Citando a una persona muy cercana al pontífice fallecido, Cercas apunta que Bergoglio era un firme convencido del llamado «discernimiento», que es la búsqueda de la voz de Dios en el mundo sea mediante la razón sea mediante la fe o por ambas. El concepto implica que es posible escuchar e interpretar la voluntad de Dios en los acontecimientos humanos.
Tengo respeto y admiración por Francisco, pero me parece que esto es entrar en el terreno de la mística. Spinoza afirmaba que Dios no habla a los hombres, pero que todo lo que nos rodea es una expresión de su sustancia. La idea de Bergoglio iría en ese sentido: buscar las huellas de Dios en este mundo e intentar actuar de acuerdo con sus mandatos.

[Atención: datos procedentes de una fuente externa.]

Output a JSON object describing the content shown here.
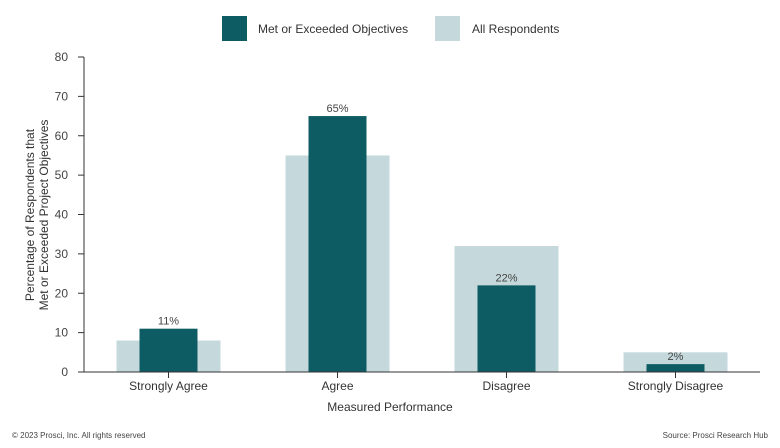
{
  "chart_data": {
    "type": "bar",
    "categories": [
      "Strongly Agree",
      "Agree",
      "Disagree",
      "Strongly Disagree"
    ],
    "series": [
      {
        "name": "All Respondents",
        "values": [
          8,
          55,
          32,
          5
        ]
      },
      {
        "name": "Met or Exceeded Objectives",
        "values": [
          11,
          65,
          22,
          2
        ],
        "labels": [
          "11%",
          "65%",
          "22%",
          "2%"
        ]
      }
    ],
    "xlabel": "Measured Performance",
    "ylabel_lines": [
      "Percentage of Respondents that",
      "Met or Exceeded Project Objectives"
    ],
    "ylim": [
      0,
      80
    ],
    "yticks": [
      0,
      10,
      20,
      30,
      40,
      50,
      60,
      70,
      80
    ],
    "legend_position": "top-center",
    "grid": false
  },
  "colors": {
    "met": "#0d5c63",
    "all": "#c5d9dc",
    "axis": "#333333"
  },
  "footer": {
    "copyright": "© 2023 Prosci, Inc. All rights reserved",
    "source": "Source: Prosci Research Hub"
  }
}
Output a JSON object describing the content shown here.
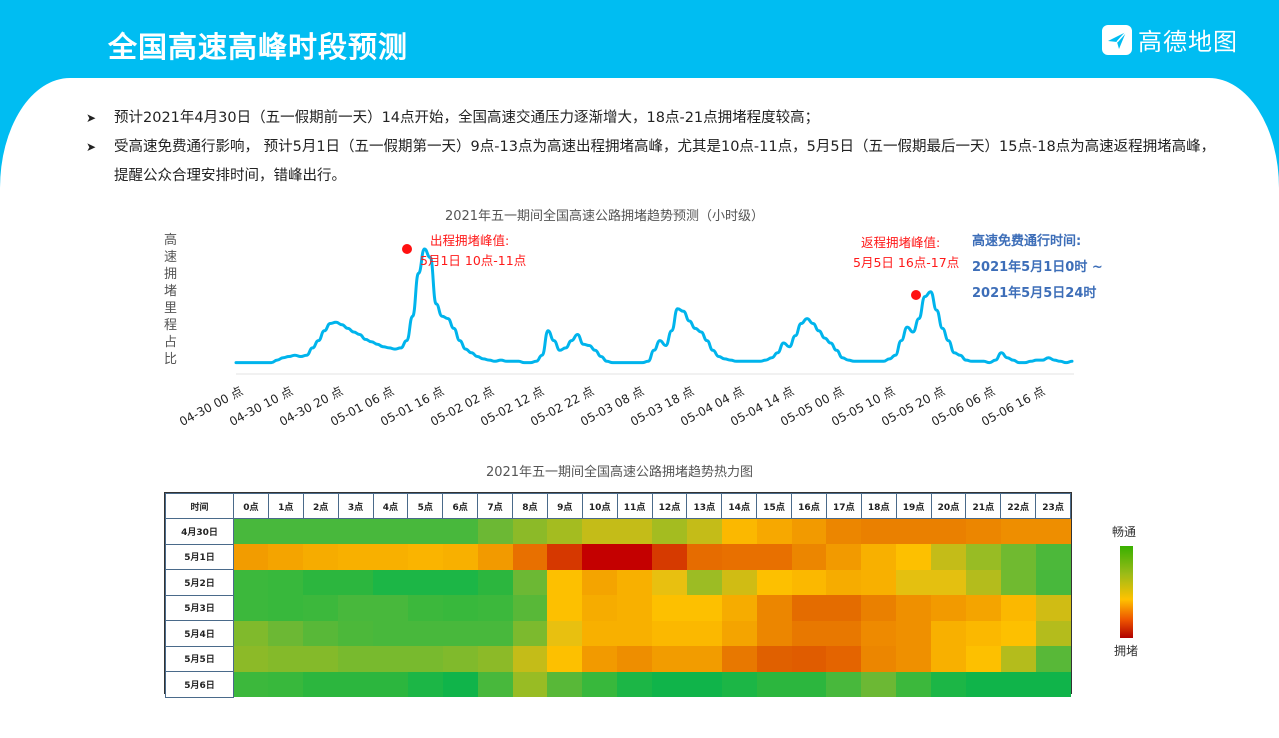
{
  "header": {
    "title": "全国高速高峰时段预测",
    "brand": "高德地图",
    "brand_icon": "amap-logo-icon",
    "bg_color": "#00bdf2"
  },
  "bullets": [
    {
      "icon": "arrow-bullet-icon",
      "text": "预计2021年4月30日（五一假期前一天）14点开始，全国高速交通压力逐渐增大，18点-21点拥堵程度较高；"
    },
    {
      "icon": "arrow-bullet-icon",
      "text": "受高速免费通行影响， 预计5月1日（五一假期第一天）9点-13点为高速出程拥堵高峰，尤其是10点-11点，5月5日（五一假期最后一天）15点-18点为高速返程拥堵高峰，提醒公众合理安排时间，错峰出行。"
    }
  ],
  "line_chart": {
    "title": "2021年五一期间全国高速公路拥堵趋势预测（小时级）",
    "ylabel": "高速拥堵里程占比",
    "line_color": "#00b4ec",
    "peak_out": {
      "label1": "出程拥堵峰值:",
      "label2": "5月1日  10点-11点"
    },
    "peak_return": {
      "label1": "返程拥堵峰值:",
      "label2": "5月5日 16点-17点"
    },
    "free_period": {
      "line1": "高速免费通行时间:",
      "line2": "2021年5月1日0时 ~",
      "line3": "2021年5月5日24时"
    },
    "xticks": [
      "04-30 00 点",
      "04-30 10 点",
      "04-30 20 点",
      "05-01 06 点",
      "05-01 16 点",
      "05-02 02 点",
      "05-02 12 点",
      "05-02 22 点",
      "05-03 08 点",
      "05-03 18 点",
      "05-04 04 点",
      "05-04 14 点",
      "05-05 00 点",
      "05-05 10 点",
      "05-05 20 点",
      "05-06 06 点",
      "05-06 16 点"
    ]
  },
  "heatmap": {
    "title": "2021年五一期间全国高速公路拥堵趋势热力图",
    "corner": "时间",
    "hours": [
      "0点",
      "1点",
      "2点",
      "3点",
      "4点",
      "5点",
      "6点",
      "7点",
      "8点",
      "9点",
      "10点",
      "11点",
      "12点",
      "13点",
      "14点",
      "15点",
      "16点",
      "17点",
      "18点",
      "19点",
      "20点",
      "21点",
      "22点",
      "23点"
    ],
    "rows": [
      {
        "date": "4月30日",
        "colors": [
          "#48b83c",
          "#48b83c",
          "#48b83c",
          "#48b83c",
          "#48b83c",
          "#48b83c",
          "#48b83c",
          "#6cb834",
          "#8cba28",
          "#a4bc20",
          "#c4bc18",
          "#c4bc18",
          "#a4bc20",
          "#c4bc18",
          "#fbb800",
          "#f7a800",
          "#f29a00",
          "#ec8600",
          "#ea8000",
          "#ea8000",
          "#ea8000",
          "#ec8600",
          "#ee8e00",
          "#ee8e00"
        ]
      },
      {
        "date": "5月1日",
        "colors": [
          "#f29c00",
          "#f4a400",
          "#f6ac00",
          "#f8b000",
          "#f8b000",
          "#fab400",
          "#f8b000",
          "#f29a00",
          "#e87000",
          "#d63800",
          "#c40000",
          "#c40000",
          "#d63a00",
          "#e66c00",
          "#e87000",
          "#e87000",
          "#ec8600",
          "#f29a00",
          "#f8b000",
          "#fdc000",
          "#c4bc18",
          "#98bc24",
          "#70ba30",
          "#4cb83a"
        ]
      },
      {
        "date": "5月2日",
        "colors": [
          "#3cb83c",
          "#38b83c",
          "#2cb63e",
          "#2cb63e",
          "#1cb646",
          "#1cb646",
          "#1cb646",
          "#2cb63e",
          "#6cb834",
          "#fdc000",
          "#f4a400",
          "#f8b000",
          "#e8c010",
          "#9cbc24",
          "#d0bc14",
          "#fdc000",
          "#fbb800",
          "#f6ac00",
          "#f8b000",
          "#e4c010",
          "#e4c010",
          "#b4bc1c",
          "#70ba30",
          "#48b83c"
        ]
      },
      {
        "date": "5月3日",
        "colors": [
          "#3cb83c",
          "#38b83c",
          "#3cb83c",
          "#48b83c",
          "#48b83c",
          "#3cb83c",
          "#38b83c",
          "#3cb83c",
          "#58b838",
          "#fdc000",
          "#f6ac00",
          "#f8b000",
          "#fdc000",
          "#fdc000",
          "#f6ac00",
          "#ec8600",
          "#e46c00",
          "#e46c00",
          "#ea8000",
          "#ef9000",
          "#f29a00",
          "#f4a400",
          "#fbb800",
          "#d0bc14"
        ]
      },
      {
        "date": "5月4日",
        "colors": [
          "#80ba2c",
          "#6cb834",
          "#58b838",
          "#4cb83a",
          "#48b83c",
          "#48b83c",
          "#48b83c",
          "#48b83c",
          "#7cba2e",
          "#e8c010",
          "#f8b000",
          "#f8b000",
          "#fbb800",
          "#fbb800",
          "#f4a400",
          "#ec8600",
          "#e87800",
          "#e87800",
          "#ee8a00",
          "#ef9000",
          "#f8b000",
          "#fbb800",
          "#fdc000",
          "#b4bc1c"
        ]
      },
      {
        "date": "5月5日",
        "colors": [
          "#8cba28",
          "#84ba2a",
          "#84ba2a",
          "#78ba2e",
          "#78ba2e",
          "#78ba2e",
          "#80ba2c",
          "#8cba28",
          "#c4bc18",
          "#fdc000",
          "#f29a00",
          "#ee8e00",
          "#f29c00",
          "#f29c00",
          "#e87800",
          "#e06000",
          "#e05c00",
          "#e46400",
          "#ec8600",
          "#ef9000",
          "#f8b000",
          "#fdc000",
          "#b4bc1c",
          "#58b838"
        ]
      },
      {
        "date": "5月6日",
        "colors": [
          "#3cb83c",
          "#38b83c",
          "#2cb63e",
          "#2cb63e",
          "#2cb63e",
          "#1cb646",
          "#10b44a",
          "#48b83c",
          "#98bc24",
          "#58b838",
          "#38b83c",
          "#1cb646",
          "#10b44a",
          "#10b44a",
          "#1cb646",
          "#2cb63e",
          "#2cb63e",
          "#48b83c",
          "#6cb834",
          "#3cb83c",
          "#1cb646",
          "#10b44a",
          "#10b44a",
          "#10b44a"
        ]
      }
    ],
    "legend": {
      "top": "畅通",
      "bottom": "拥堵"
    }
  },
  "chart_data": [
    {
      "type": "line",
      "title": "2021年五一期间全国高速公路拥堵趋势预测（小时级）",
      "xlabel": "",
      "ylabel": "高速拥堵里程占比",
      "x_start": "04-30 00 点",
      "x_step_hours": 1,
      "tick_labels": [
        "04-30 00 点",
        "04-30 10 点",
        "04-30 20 点",
        "05-01 06 点",
        "05-01 16 点",
        "05-02 02 点",
        "05-02 12 点",
        "05-02 22 点",
        "05-03 08 点",
        "05-03 18 点",
        "05-04 04 点",
        "05-04 14 点",
        "05-05 00 点",
        "05-05 10 点",
        "05-05 20 点",
        "05-06 06 点",
        "05-06 16 点"
      ],
      "note": "relative values 0-100 (y axis has no numeric ticks)",
      "series": [
        {
          "name": "拥堵里程占比",
          "values": [
            2,
            2,
            2,
            2,
            2,
            2,
            2,
            4,
            6,
            7,
            8,
            7,
            8,
            14,
            20,
            28,
            34,
            35,
            33,
            30,
            27,
            25,
            21,
            19,
            17,
            15,
            14,
            13,
            14,
            20,
            40,
            75,
            95,
            88,
            50,
            40,
            38,
            30,
            20,
            13,
            10,
            7,
            5,
            4,
            3,
            4,
            3,
            3,
            3,
            2,
            2,
            3,
            8,
            28,
            20,
            12,
            14,
            20,
            25,
            17,
            16,
            12,
            7,
            3,
            2,
            2,
            2,
            2,
            2,
            2,
            3,
            12,
            20,
            16,
            28,
            46,
            44,
            36,
            30,
            27,
            20,
            12,
            7,
            5,
            4,
            3,
            3,
            3,
            3,
            3,
            4,
            6,
            10,
            18,
            15,
            24,
            34,
            38,
            34,
            28,
            22,
            18,
            12,
            6,
            4,
            3,
            3,
            3,
            3,
            3,
            3,
            5,
            8,
            20,
            31,
            27,
            38,
            56,
            60,
            45,
            30,
            20,
            10,
            8,
            4,
            3,
            3,
            3,
            2,
            4,
            10,
            6,
            4,
            2,
            2,
            3,
            4,
            4,
            6,
            4,
            3,
            2,
            3
          ]
        }
      ],
      "annotations": [
        {
          "text": "出程拥堵峰值: 5月1日 10点-11点",
          "x": "05-01 10 点",
          "color": "#ff1a1a"
        },
        {
          "text": "返程拥堵峰值: 5月5日 16点-17点",
          "x": "05-05 16 点",
          "color": "#ff1a1a"
        },
        {
          "text": "高速免费通行时间: 2021年5月1日0时 ~ 2021年5月5日24时",
          "color": "#3d6eb8"
        }
      ],
      "grid": false,
      "legend": "none"
    },
    {
      "type": "heatmap",
      "title": "2021年五一期间全国高速公路拥堵趋势热力图",
      "x": [
        "0点",
        "1点",
        "2点",
        "3点",
        "4点",
        "5点",
        "6点",
        "7点",
        "8点",
        "9点",
        "10点",
        "11点",
        "12点",
        "13点",
        "14点",
        "15点",
        "16点",
        "17点",
        "18点",
        "19点",
        "20点",
        "21点",
        "22点",
        "23点"
      ],
      "y": [
        "4月30日",
        "5月1日",
        "5月2日",
        "5月3日",
        "5月4日",
        "5月5日",
        "5月6日"
      ],
      "scale": "0=畅通(green) … 10=拥堵(red)",
      "values": [
        [
          1,
          1,
          1,
          1,
          1,
          1,
          1,
          2,
          3,
          3,
          4,
          4,
          3,
          4,
          5,
          6,
          6,
          7,
          7,
          7,
          7,
          7,
          6,
          6
        ],
        [
          6,
          6,
          5,
          5,
          5,
          5,
          5,
          6,
          7,
          9,
          10,
          10,
          9,
          7,
          7,
          7,
          7,
          6,
          5,
          5,
          4,
          3,
          2,
          1
        ],
        [
          1,
          1,
          1,
          1,
          0,
          0,
          0,
          1,
          2,
          5,
          6,
          5,
          4,
          3,
          4,
          5,
          5,
          6,
          5,
          4,
          4,
          3,
          2,
          1
        ],
        [
          1,
          1,
          1,
          1,
          1,
          1,
          1,
          1,
          2,
          5,
          6,
          5,
          5,
          5,
          6,
          7,
          8,
          8,
          7,
          7,
          6,
          6,
          5,
          4
        ],
        [
          2,
          2,
          2,
          1,
          1,
          1,
          1,
          1,
          2,
          4,
          5,
          5,
          5,
          5,
          6,
          7,
          7,
          7,
          7,
          7,
          5,
          5,
          5,
          3
        ],
        [
          3,
          2,
          2,
          2,
          2,
          2,
          2,
          3,
          4,
          5,
          6,
          7,
          6,
          6,
          7,
          8,
          8,
          8,
          7,
          7,
          5,
          5,
          3,
          2
        ],
        [
          1,
          1,
          1,
          1,
          1,
          0,
          0,
          1,
          3,
          2,
          1,
          0,
          0,
          0,
          0,
          1,
          1,
          1,
          2,
          1,
          0,
          0,
          0,
          0
        ]
      ]
    }
  ]
}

Esto tiene una clara implicación: que ya no es el aparato de la Iglesia quien intermedia entre el creyente y el Ser Supremo porque es cada ser humano el que debe hacer ese ejercicio de «discernimiento», aunque dentro de la comunidad cristiana y los mandamientos canónicos.
Esta concepción conecta con el anticlericalismo expresado por el propio Francisco, que intentó disminuir el peso de la Curia Romana y recuperar la sinodalidad, un concepto vinculado a la participación de las bases en la orientación de la Iglesia.
Este ha sido, a mi juicio, el gran legado del Papa y lo que ha suscitado tantas adhesiones como resistencias en el seno de un catolicismo en el que los dos pontífices anteriores a Bergoglio, y es preciso insistir en ello, pusieron el énfasis en el magisterio de la Iglesia y la importancia de los dogmas.
El discernimiento abre un camino a la libertad de conciencia de los creyentes que Bergoglio no se atrevió a recorrer porque era consciente de sus implicaciones. Descanse en paz este Papa, que afirmó que al mundo de hoy le falta llorar. Él lloró por todos nosotros.